The Beneficiaries' applications for sanctions must likewise be dismissed, as their assertions of impropriety rest on the same legal assertions concerning rights in the policies.
Even if ancillary enforcement jurisdiction is pliable enough to empower the Court to determine these competing claims to the insurance policies and proceeds, the Court declines to exercise the jurisdiction, as state court and separate federal proceedings (to there extent there are independent bases for federal jurisdiction) are available to the interested parties, and it appears that necessary parties have not been joined in at least some of the instant proceedings. Furthermore, given the scope of GMT's business and similar business issues of affiliated judgment debtors, engagement of the substance of disputes regarding the judgment debtors' rights in particular assets would portend extensive litigation unrelated to the original subject matter of the captioned actions, which would be an inappropriate use of scarce judicial resources insofar as such controversies were presented as ancillary enforcement disputes in connection with the captioned actions. See, e.g., Priestley v. Panmedix Inc., 18 F.Supp. 3d 486, 496 (S.D.N.Y. 2014) (declining, on grounds of judicial efficiency, to resolve complex post-judgment fee dispute where debtor claimed state law allowed it to proceed against 20 creditors, in part because the debtor was not precluded from proceeding against creditors in state court).
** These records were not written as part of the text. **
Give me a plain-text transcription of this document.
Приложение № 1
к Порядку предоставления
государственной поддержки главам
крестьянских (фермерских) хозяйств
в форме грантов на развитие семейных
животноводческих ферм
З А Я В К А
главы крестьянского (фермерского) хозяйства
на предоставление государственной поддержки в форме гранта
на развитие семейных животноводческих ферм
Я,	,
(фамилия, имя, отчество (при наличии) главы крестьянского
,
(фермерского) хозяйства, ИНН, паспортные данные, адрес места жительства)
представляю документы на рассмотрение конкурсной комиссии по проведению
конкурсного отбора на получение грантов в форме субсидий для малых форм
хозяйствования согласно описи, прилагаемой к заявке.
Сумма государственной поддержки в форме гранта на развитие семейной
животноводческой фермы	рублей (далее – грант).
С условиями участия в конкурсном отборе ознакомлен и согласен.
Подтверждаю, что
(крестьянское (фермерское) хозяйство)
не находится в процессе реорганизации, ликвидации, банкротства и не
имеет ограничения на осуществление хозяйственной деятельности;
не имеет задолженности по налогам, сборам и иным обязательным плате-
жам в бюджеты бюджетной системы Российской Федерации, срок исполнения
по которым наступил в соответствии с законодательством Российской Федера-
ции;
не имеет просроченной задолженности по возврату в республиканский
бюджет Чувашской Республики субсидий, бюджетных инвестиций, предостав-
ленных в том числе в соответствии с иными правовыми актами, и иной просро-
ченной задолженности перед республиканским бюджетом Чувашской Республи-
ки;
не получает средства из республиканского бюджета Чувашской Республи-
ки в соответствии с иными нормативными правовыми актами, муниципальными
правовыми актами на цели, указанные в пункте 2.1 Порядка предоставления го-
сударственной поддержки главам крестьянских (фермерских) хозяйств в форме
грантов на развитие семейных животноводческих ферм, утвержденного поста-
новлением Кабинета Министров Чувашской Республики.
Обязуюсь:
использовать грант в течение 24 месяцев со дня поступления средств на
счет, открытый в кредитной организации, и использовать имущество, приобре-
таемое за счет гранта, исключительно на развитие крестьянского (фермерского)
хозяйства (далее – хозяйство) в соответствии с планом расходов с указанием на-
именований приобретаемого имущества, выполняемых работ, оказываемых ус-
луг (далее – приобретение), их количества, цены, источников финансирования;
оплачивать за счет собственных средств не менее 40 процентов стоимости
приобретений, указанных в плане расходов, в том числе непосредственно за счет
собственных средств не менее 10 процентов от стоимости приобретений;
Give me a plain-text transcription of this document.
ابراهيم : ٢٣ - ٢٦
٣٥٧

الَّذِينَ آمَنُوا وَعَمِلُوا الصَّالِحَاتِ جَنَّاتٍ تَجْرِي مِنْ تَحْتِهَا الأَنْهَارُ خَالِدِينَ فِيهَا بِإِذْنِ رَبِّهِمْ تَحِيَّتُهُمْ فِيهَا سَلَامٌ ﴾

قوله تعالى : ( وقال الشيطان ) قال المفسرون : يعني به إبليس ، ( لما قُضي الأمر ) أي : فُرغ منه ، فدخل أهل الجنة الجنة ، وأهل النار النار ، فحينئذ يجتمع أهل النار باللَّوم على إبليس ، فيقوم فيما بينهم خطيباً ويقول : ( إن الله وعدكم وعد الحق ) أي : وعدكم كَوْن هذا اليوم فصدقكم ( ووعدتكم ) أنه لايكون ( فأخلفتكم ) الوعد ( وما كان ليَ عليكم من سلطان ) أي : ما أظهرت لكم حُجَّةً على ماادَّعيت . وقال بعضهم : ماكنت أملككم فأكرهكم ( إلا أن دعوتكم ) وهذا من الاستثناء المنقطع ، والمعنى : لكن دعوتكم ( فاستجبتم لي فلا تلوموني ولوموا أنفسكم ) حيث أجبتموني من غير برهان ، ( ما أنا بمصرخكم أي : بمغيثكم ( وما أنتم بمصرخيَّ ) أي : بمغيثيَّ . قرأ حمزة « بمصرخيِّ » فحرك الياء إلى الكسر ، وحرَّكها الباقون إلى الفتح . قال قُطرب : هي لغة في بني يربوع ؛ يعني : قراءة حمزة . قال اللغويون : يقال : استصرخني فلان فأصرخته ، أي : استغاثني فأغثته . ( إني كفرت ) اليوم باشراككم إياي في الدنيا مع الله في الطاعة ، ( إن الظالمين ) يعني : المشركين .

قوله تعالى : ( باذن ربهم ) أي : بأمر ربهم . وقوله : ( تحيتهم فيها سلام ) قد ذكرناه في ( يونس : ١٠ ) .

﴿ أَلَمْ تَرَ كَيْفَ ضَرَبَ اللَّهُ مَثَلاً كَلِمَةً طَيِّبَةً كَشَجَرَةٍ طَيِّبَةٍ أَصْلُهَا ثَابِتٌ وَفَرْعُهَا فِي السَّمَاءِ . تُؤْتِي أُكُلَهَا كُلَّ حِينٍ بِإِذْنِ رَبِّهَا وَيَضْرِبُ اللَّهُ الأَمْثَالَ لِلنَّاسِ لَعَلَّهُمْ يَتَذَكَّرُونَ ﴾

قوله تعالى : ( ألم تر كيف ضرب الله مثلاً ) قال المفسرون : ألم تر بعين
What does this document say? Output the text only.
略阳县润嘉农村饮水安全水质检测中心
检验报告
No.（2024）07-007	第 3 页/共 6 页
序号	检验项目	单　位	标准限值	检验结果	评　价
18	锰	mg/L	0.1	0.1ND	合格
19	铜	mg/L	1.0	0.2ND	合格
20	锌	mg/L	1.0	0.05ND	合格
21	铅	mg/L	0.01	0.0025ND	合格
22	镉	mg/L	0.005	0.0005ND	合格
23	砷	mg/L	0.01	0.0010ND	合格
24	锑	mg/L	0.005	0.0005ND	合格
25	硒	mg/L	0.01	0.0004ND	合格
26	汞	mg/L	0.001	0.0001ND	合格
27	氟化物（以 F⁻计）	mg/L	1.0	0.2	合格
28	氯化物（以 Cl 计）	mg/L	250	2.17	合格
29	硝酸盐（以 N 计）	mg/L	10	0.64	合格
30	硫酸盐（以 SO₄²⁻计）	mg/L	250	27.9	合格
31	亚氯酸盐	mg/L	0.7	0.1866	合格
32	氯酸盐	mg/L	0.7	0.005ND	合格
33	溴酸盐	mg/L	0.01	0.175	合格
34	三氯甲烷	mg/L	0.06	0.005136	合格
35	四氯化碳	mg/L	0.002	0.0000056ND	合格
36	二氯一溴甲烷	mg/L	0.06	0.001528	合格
The question of the effect of the restraining notices on GMT's ability to conduct banking operations has, as noted above, been resolved by consent order. The Court will consider any stipulation or proposed order concerning the relationship of SADI to the instant proceedings that may be presented to the Court in the future. Similarly, the Court will consider any consent application concerning the scope and effect of the restraining order served on The Penn Mutual Life Insurance Company (see docket entry no. 543).
For the foregoing reasons, GMT and SADI's applications for protective orders, the Beneficiaries' motions for protective orders and for sanctions, and Universitas' motion for turnover are each denied, and the Court's Order to Show Cause is withdrawn, without prejudice to appropriate proceedings in fora of competent jurisdiction. The Order resolves docket entry numbers 498, 502, 507, and 517.